マドゥロ拘束後、なぜアメリカは政権移譲に直接関与すると決めたのか?

 ノーベル平和賞受賞者のマリア・コリナ・マチャド氏の政権運営を米国は拒否

米国は新年に入って早々ベネズエラのマドゥロ大統領と夫人のシリア・フローレス氏を捕獲して米国ニューヨークの刑務所に収監した。

長年、マドゥロ政権の打倒を誓い、ベネズエラに民主化をもたすべく戦いを続けけて来た野党リーダーのひとりマリア・コリーナ・マチャド氏。彼女のその功績が認められノーベル平和賞が授与された。また一昨年の大統領選挙に出馬を拒まれて、彼女の代理として立候補し勝利したエドゥムンド・ゴンサレス氏。この両氏はいよいよ政権に就けると喜んだ。

ところが、トランプ大統領は「当面、ベネズエラは米国が運営して行く」と表明したのである。この発表に両氏を始め、多くの国民が期待を裏切られたと感じた。更に米国はベネズエラを遠隔操作して行くのに選ばれのはデルシー・ロドリゲス氏だとした。これには彼らは二重の裏切りを感じた。なぜなら彼女はマドゥロ政権下で副大統領だった人物だったからだ。

ノーベル平和賞を受賞したマリア・コリナ・マチャド氏

米国政府がベネズエラを直接運営して行く理由

米国がマリア・コリーナ・マチャド氏とエドゥムンド・ゴンサレス氏による政権移譲を避けた理由は3つある。

1.この両氏ではベネズエラの軍部を掌握できない。また政権の移譲を上手くやっていけるとは思われない。これまで軍部がコロンビアや近隣諸国から持ち込まれたコカインの米国への密輸をコントロールして来た。だから、米国が彼らを直接コントロールする方が確かだ。

2.ベネズエラの原油を米国企業に取り戻させたい。これまでの独裁政権で米国の石油企業はベネズエラから追放されたという経緯がある。その為に、米国政府が直接それをコントロールする必要がある。

3.これまでベネズエラの政権を担って来たマドゥロ政権下の人物で、米国の意向に沿って動ける人物を登用して政権の移譲を進めて行くのが最も安全だと米国政府は考えた。その為の人物として選ばれたのが、マドゥロ政権下で副大統領を務めていたデルシー・ロドリゲス氏だ。彼女は軍部の事情やこれまでの政権の裏事情にも精通している。外相経験などもあり、マドゥロ政権の末期には彼女がかなりの指揮権をもっていた。

政権移譲にまず90日間の様子を観る

米国は一つの目安としてまず90日間彼女に決定権のない政権運営を任せる。そして、彼女に指示を与えるのは米国のマルコ・ルビオ国務長官だ。トランプ大統領は、彼が上院議員の時代からラテンアメリカとの外交問題については彼のアドバイスを仰いでいた。この期間に運営が上手く行けば、さらに90日間を延長する。そして半年先に総選挙を実施したいという意向のようだ。

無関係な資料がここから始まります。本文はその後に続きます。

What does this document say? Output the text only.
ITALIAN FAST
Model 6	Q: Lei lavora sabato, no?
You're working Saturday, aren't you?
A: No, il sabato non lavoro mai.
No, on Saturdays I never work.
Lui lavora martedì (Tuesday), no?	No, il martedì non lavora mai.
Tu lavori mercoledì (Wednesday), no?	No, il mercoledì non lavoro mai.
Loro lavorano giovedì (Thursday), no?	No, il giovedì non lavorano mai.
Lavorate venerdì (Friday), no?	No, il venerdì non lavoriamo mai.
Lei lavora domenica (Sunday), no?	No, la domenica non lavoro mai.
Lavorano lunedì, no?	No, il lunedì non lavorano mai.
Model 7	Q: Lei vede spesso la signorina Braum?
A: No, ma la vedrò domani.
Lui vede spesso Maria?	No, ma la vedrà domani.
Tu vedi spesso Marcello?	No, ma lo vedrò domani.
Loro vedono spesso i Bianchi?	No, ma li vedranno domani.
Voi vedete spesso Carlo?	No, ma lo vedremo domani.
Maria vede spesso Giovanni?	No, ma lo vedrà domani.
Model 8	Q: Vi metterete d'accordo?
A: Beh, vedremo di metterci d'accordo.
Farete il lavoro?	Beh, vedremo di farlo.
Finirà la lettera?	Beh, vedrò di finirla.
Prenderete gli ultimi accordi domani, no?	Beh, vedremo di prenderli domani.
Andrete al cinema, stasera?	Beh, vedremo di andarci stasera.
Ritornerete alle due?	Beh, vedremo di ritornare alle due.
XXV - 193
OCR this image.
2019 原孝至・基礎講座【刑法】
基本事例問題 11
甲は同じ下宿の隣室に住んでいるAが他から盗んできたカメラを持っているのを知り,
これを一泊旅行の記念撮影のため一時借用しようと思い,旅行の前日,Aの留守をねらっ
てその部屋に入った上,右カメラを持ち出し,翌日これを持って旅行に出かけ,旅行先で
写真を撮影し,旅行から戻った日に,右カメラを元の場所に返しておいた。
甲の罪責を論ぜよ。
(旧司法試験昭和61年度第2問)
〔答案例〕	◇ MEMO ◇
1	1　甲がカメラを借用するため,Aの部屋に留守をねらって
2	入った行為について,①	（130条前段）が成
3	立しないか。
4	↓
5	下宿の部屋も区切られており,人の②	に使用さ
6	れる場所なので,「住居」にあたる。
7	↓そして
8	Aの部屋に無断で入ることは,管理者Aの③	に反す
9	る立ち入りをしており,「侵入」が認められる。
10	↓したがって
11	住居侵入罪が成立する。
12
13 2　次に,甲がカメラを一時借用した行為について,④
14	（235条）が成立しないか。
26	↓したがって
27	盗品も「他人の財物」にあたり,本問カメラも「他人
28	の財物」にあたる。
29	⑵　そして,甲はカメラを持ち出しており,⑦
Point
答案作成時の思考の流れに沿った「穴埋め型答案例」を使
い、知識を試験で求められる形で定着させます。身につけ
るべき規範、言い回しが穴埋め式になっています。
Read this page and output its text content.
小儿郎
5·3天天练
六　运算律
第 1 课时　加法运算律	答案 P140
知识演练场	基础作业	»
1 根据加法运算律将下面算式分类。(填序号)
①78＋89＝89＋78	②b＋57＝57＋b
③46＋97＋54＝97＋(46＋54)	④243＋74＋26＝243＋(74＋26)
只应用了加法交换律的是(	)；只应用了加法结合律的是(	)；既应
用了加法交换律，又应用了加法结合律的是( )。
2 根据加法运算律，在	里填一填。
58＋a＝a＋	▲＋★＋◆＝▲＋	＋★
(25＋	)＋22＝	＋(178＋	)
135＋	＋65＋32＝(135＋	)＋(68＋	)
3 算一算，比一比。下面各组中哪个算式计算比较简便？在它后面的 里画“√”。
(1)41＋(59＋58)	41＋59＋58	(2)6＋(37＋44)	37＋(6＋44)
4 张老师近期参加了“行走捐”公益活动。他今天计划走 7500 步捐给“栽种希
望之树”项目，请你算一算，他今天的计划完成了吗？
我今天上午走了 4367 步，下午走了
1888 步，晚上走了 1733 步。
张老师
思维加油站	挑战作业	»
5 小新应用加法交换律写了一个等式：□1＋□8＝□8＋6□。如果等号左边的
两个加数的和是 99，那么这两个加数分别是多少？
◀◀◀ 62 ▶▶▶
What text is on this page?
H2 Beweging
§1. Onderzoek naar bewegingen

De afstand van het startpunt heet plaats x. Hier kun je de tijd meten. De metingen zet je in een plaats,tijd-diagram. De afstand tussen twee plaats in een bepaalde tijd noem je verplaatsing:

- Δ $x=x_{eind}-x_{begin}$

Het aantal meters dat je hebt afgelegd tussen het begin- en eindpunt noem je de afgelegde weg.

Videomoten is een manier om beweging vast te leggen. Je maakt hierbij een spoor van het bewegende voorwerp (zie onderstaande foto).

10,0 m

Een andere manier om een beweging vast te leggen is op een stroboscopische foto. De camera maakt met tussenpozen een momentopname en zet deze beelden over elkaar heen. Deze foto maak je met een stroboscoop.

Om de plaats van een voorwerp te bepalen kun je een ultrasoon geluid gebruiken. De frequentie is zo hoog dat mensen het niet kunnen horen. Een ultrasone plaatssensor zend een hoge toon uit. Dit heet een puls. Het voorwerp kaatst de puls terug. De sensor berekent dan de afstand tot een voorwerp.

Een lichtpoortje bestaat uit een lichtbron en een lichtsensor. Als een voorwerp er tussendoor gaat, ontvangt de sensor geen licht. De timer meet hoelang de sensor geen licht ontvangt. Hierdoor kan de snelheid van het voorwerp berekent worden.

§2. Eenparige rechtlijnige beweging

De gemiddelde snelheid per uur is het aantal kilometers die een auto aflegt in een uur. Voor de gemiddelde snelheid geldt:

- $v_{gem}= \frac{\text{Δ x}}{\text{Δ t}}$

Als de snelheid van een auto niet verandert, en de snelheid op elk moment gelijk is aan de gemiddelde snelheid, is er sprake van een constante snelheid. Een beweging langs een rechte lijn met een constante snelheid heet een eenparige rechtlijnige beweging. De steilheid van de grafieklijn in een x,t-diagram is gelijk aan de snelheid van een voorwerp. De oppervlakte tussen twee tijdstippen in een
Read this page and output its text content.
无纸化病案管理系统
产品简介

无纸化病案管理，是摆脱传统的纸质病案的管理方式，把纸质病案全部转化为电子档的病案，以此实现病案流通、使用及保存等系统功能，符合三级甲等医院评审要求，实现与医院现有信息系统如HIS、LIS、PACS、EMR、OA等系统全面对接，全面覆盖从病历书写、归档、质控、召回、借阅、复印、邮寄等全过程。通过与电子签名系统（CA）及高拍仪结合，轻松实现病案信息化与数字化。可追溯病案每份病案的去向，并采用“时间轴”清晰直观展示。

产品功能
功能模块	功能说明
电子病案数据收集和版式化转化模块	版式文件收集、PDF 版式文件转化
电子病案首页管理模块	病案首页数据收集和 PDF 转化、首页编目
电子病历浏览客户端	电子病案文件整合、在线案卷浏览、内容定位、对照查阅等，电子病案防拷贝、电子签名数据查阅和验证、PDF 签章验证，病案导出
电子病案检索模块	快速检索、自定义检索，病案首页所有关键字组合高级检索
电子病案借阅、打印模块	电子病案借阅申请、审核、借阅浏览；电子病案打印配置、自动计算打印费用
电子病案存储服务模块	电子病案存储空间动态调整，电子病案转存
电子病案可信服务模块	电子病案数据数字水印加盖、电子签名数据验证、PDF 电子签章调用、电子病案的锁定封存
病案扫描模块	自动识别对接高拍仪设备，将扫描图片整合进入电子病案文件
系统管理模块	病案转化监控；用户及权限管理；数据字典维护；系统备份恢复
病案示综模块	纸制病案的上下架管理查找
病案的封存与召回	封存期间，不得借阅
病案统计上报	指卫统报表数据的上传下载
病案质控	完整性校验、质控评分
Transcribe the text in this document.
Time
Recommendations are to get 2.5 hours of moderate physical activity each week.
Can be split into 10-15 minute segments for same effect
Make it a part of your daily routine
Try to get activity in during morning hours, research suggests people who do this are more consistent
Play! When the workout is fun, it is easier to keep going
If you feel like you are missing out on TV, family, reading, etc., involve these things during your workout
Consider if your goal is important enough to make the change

拘束されたマドゥロ大統領 マルコ・ルビオ国務長官Xより

トランプ大統領はベネズエラの次はキューバとニカラグアを米国の影響下に取り戻す意向であることを表明している。そして南米で米国が最も信頼を寄せていたコロンビアも現在の極左で米国への批判を強めているペトロ大統領の打倒も視野にある。ただ、今年大統領選挙が予定されているので、ペトロ氏の再選は徹底して阻むことを確かである。